Information Security Management System (ISMS) Transition from ISO 27001:2005 to ISO 27001:2013
August 2013 – December 2013
A project manager for upgrading the information security management system (ISMS) form ISO 27001:2005 to the latest version ISO 27001:2013 that puts more emphasis on measuring and evaluating how well an organization's ISMS is performing, and to monitor the outsourcing process, which reflects the fact that many organizations rely on third parties to provide some aspects of IT.

Annual Internal Auditing
Starting September 2009
As result of Implementing International standards, ASHARQIA CHAMBER wants to assure that activities governed by the policies and procedures produced out of these standards. As Lead auditor for annual review of the operational records of ASHARQIA CHAMBER. The audit may check the accuracy of records, compliance with procedures, internal and external regulations, and the soundness of operational practices, including internal controls against ISO standards like ISO 9001, 10004, 22301 and 27001.
Main responsibilities:
- Plan and assign auditors to conduct audit activities.
- Prepare checklists to help internal auditors.
- Prepare orderly documentation and audit reports using ASHARQIA CHAMBERS forms.
- Provide reports of activities to management of Operations.
- Attend meetings as required by management.
- Review corrective action implementation.

Integrating Quality Management System ISO 9001:2015 with the ASHARQIA CHAMBER Risk Management System
Starting July 2015
The new ISO 9001:2015 standard explicitly expects organizations to identify and address risks affecting product and service compliance; resulting in improved customer satisfaction. I held responsible to integrate the new requirements of ISO 9001:2015 with ASHARQIA CHAMBER risk management system. Besides identifying the risks, I'm expected to address opportunities for improvement based on the risk analysis.

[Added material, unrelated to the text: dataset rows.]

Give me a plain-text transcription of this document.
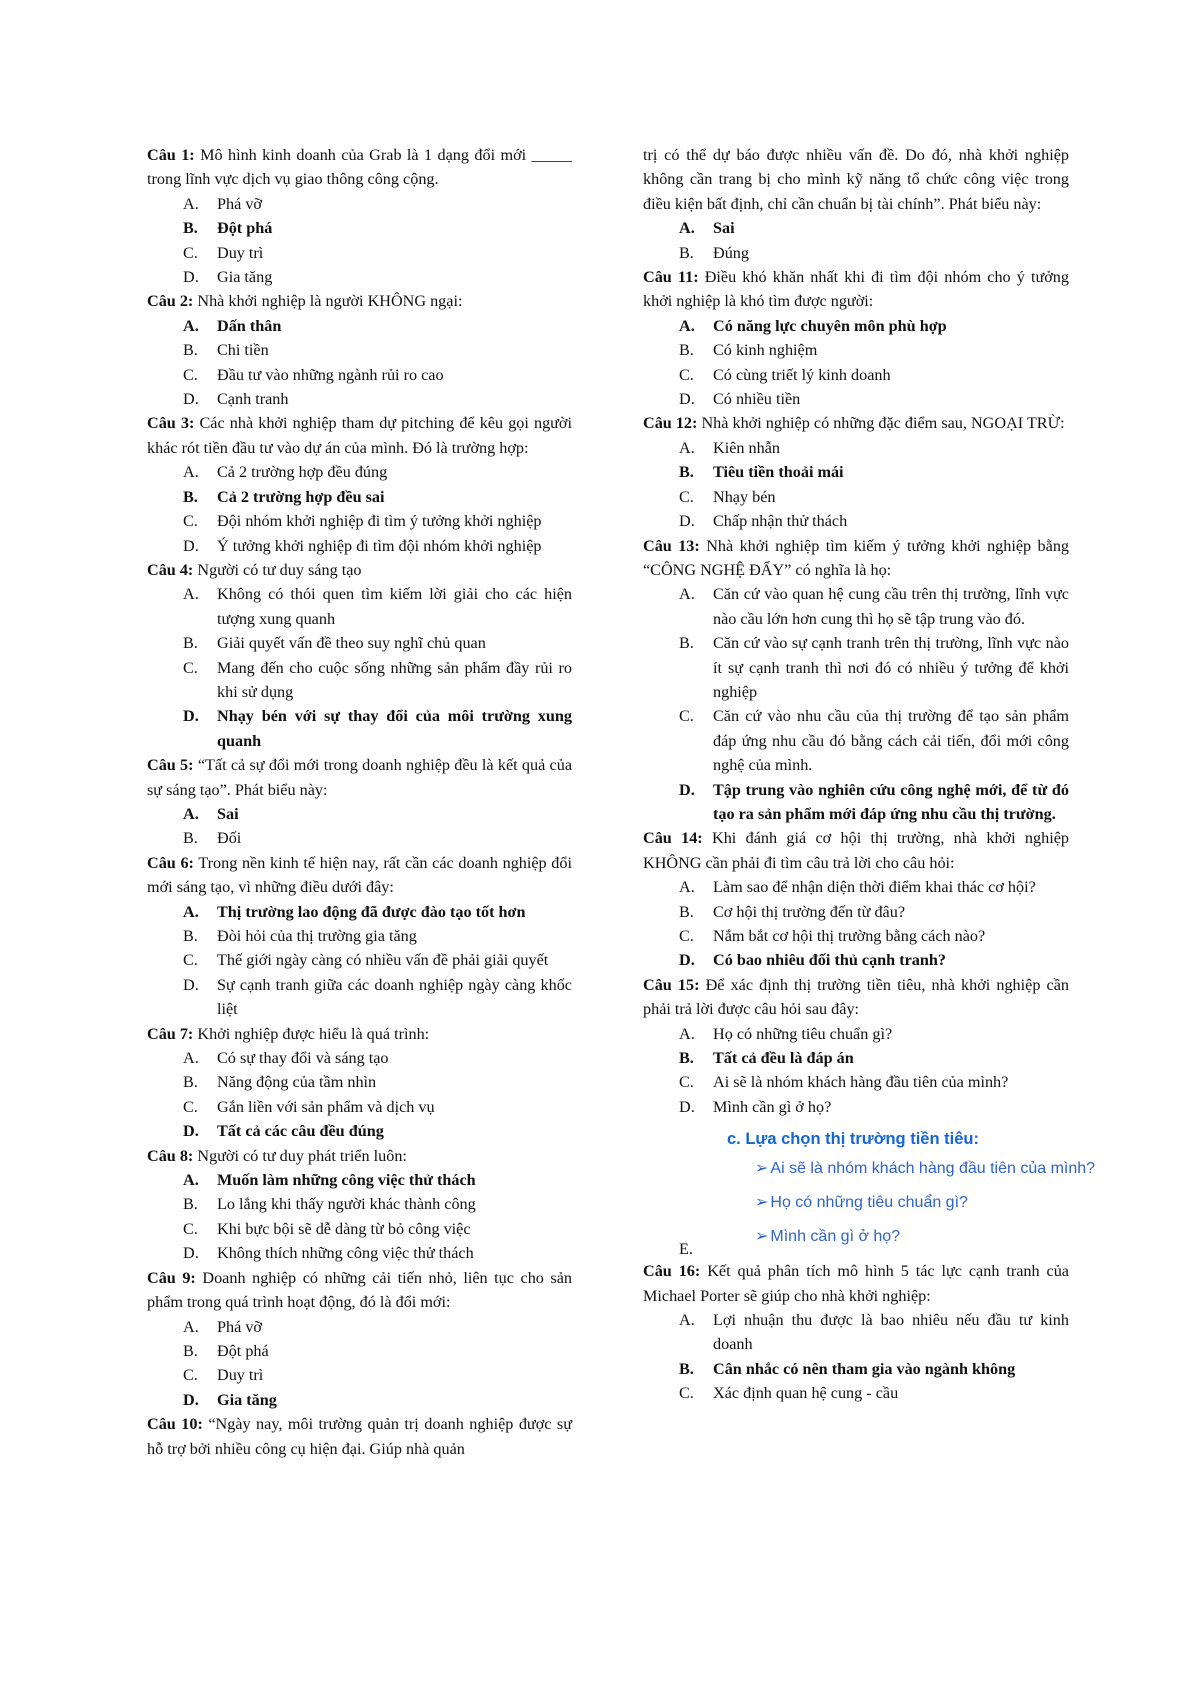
Câu 1: Mô hình kinh doanh của Grab là 1 dạng đổi mới _____ trong lĩnh vực dịch vụ giao thông công cộng.

A.	Phá vỡ
B.	Đột phá
C.	Duy trì
D.	Gia tăng

Câu 2: Nhà khởi nghiệp là người KHÔNG ngại:

A.	Dấn thân
B.	Chi tiền
C.	Đầu tư vào những ngành rủi ro cao
D.	Cạnh tranh

Câu 3: Các nhà khởi nghiệp tham dự pitching để kêu gọi người khác rót tiền đầu tư vào dự án của mình. Đó là trường hợp:

A.	Cả 2 trường hợp đều đúng
B.	Cả 2 trường hợp đều sai
C.	Đội nhóm khởi nghiệp đi tìm ý tưởng khởi nghiệp
D.	Ý tưởng khởi nghiệp đi tìm đội nhóm khởi nghiệp

Câu 4: Người có tư duy sáng tạo

A.	Không có thói quen tìm kiếm lời giải cho các hiện tượng xung quanh
B.	Giải quyết vấn đề theo suy nghĩ chủ quan
C.	Mang đến cho cuộc sống những sản phẩm đầy rủi ro khi sử dụng
D.	Nhạy bén với sự thay đổi của môi trường xung quanh

Câu 5: “Tất cả sự đổi mới trong doanh nghiệp đều là kết quả của sự sáng tạo”. Phát biểu này:

A.	Sai
B.	Đối

Câu 6: Trong nền kinh tế hiện nay, rất cần các doanh nghiệp đổi mới sáng tạo, vì những điều dưới đây:

A.	Thị trường lao động đã được đào tạo tốt hơn
B.	Đòi hỏi của thị trường gia tăng
C.	Thế giới ngày càng có nhiều vấn đề phải giải quyết
D.	Sự cạnh tranh giữa các doanh nghiệp ngày càng khốc liệt

Câu 7: Khởi nghiệp được hiểu là quá trình:

A.	Có sự thay đổi và sáng tạo
B.	Năng động của tầm nhìn
C.	Gắn liền với sản phẩm và dịch vụ
D.	Tất cả các câu đều đúng

Câu 8: Người có tư duy phát triển luôn:

A.	Muốn làm những công việc thử thách
B.	Lo lắng khi thấy người khác thành công
C.	Khi bực bội sẽ dễ dàng từ bỏ công việc
D.	Không thích những công việc thử thách

Câu 9: Doanh nghiệp có những cải tiến nhỏ, liên tục cho sản phẩm trong quá trình hoạt động, đó là đổi mới:

A.	Phá vỡ
B.	Đột phá
C.	Duy trì
D.	Gia tăng

Câu 10: “Ngày nay, môi trường quản trị doanh nghiệp được sự hỗ trợ bởi nhiều công cụ hiện đại. Giúp nhà quản

trị có thể dự báo được nhiều vấn đề. Do đó, nhà khởi nghiệp không cần trang bị cho mình kỹ năng tổ chức công việc trong điều kiện bất định, chỉ cần chuẩn bị tài chính”. Phát biểu này:

A.	Sai
B.	Đúng

Câu 11: Điều khó khăn nhất khi đi tìm đội nhóm cho ý tưởng khởi nghiệp là khó tìm được người:

A.	Có năng lực chuyên môn phù hợp
B.	Có kinh nghiệm
C.	Có cùng triết lý kinh doanh
D.	Có nhiều tiền

Câu 12: Nhà khởi nghiệp có những đặc điểm sau, NGOẠI TRỪ:

A.	Kiên nhẫn
B.	Tiêu tiền thoải mái
C.	Nhạy bén
D.	Chấp nhận thử thách

Câu 13: Nhà khởi nghiệp tìm kiếm ý tưởng khởi nghiệp bằng “CÔNG NGHỆ ĐẨY” có nghĩa là họ:

A.	Căn cứ vào quan hệ cung cầu trên thị trường, lĩnh vực nào cầu lớn hơn cung thì họ sẽ tập trung vào đó.
B.	Căn cứ vào sự cạnh tranh trên thị trường, lĩnh vực nào ít sự cạnh tranh thì nơi đó có nhiều ý tưởng để khởi nghiệp
C.	Căn cứ vào nhu cầu của thị trường để tạo sản phẩm đáp ứng nhu cầu đó bằng cách cải tiến, đổi mới công nghệ của mình.
D.	Tập trung vào nghiên cứu công nghệ mới, để từ đó tạo ra sản phẩm mới đáp ứng nhu cầu thị trường.

Câu 14: Khi đánh giá cơ hội thị trường, nhà khởi nghiệp KHÔNG cần phải đi tìm câu trả lời cho câu hỏi:

A.	Làm sao để nhận diện thời điểm khai thác cơ hội?
B.	Cơ hội thị trường đến từ đâu?
C.	Nắm bắt cơ hội thị trường bằng cách nào?
D.	Có bao nhiêu đối thủ cạnh tranh?

Câu 15: Để xác định thị trường tiền tiêu, nhà khởi nghiệp cần phải trả lời được câu hỏi sau đây:

A.	Họ có những tiêu chuẩn gì?
B.	Tất cả đều là đáp án
C.	Ai sẽ là nhóm khách hàng đầu tiên của mình?
D.	Mình cần gì ở họ?
c. Lựa chọn thị trường tiền tiêu:
➢ Ai sẽ là nhóm khách hàng đầu tiên của mình?
➢ Họ có những tiêu chuẩn gì?
➢ Mình cần gì ở họ?
E.

Câu 16: Kết quả phân tích mô hình 5 tác lực cạnh tranh của Michael Porter sẽ giúp cho nhà khởi nghiệp:

A.	Lợi nhuận thu được là bao nhiêu nếu đầu tư kinh doanh
B.	Cân nhắc có nên tham gia vào ngành không
C.	Xác định quan hệ cung - cầu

Governance, Risk and Compliance(GRC) Solution Implementation
Starting August 2015  - September 2016
As result for implementing international standards along side with the management intention to automate the governance, risk and compliance process, I've been assigned to explore the suitable GRC solutions available in the market. So, I started this task by developing the RFP contains ASHARQIA CHAMBER's expectation and the capabilities it's looking for in the solution. Further more, I was responsible for the project implementation, configuration and release.

- We are in training phase for the internal auditors.

IT Infrastructure and Security Technical Projects
Starting July 2005
I worked on multiple technical projects related to IT infrastructure ( e.g. AD and Exchange migration, virtual environment and storage solutions) and managed security projects (e.g. NAC, Firewall, ePO and recently SIEM). 

Training and Courses

  • ISO/IEC 27001:2005 Awareness by TUV NORD/Fahss Saudi Arabia 
  • ISO/IEC 27001:2005 Internal Auditing by TUV NORD/Fahss Saudi Arabia 
  • ISO/IEC 9001:2000 Internal Quality Auditing by TUV NORD/Fahss Saudi Arabia 
  • ISO/IEC 9001:2008 Internal Quality Auditing by TUV NORD/Fahss Saudi Arabia 
  • ISO/IEC 9001:2008 Advanced Internal Quality Auditing by TUV NORD/Fahss Saudi Arabia 
  • Project Management Body of Knowledge the 4th Edition by SimpleIlearn 
  • Penetration Testing by TUV NORD/Fahss Saudi Arabia 
  • Risk Management by TUV NORD/Fahss Saudi Arabia 
  • Time Management 
  • Problem Solving 
  • Presentation Skills 
  • Positive Thinking 
  • Change Handling

Professional Associations

  • March 2005 - Present, ITDigest, Member: ITDigest is an on-line community for the IT professional in Saudi Arabia. I was the group administrator for two years.
  • Jan 2012 – present, ISACA, Member.
  • Jan 2016 – present, IIA, Member.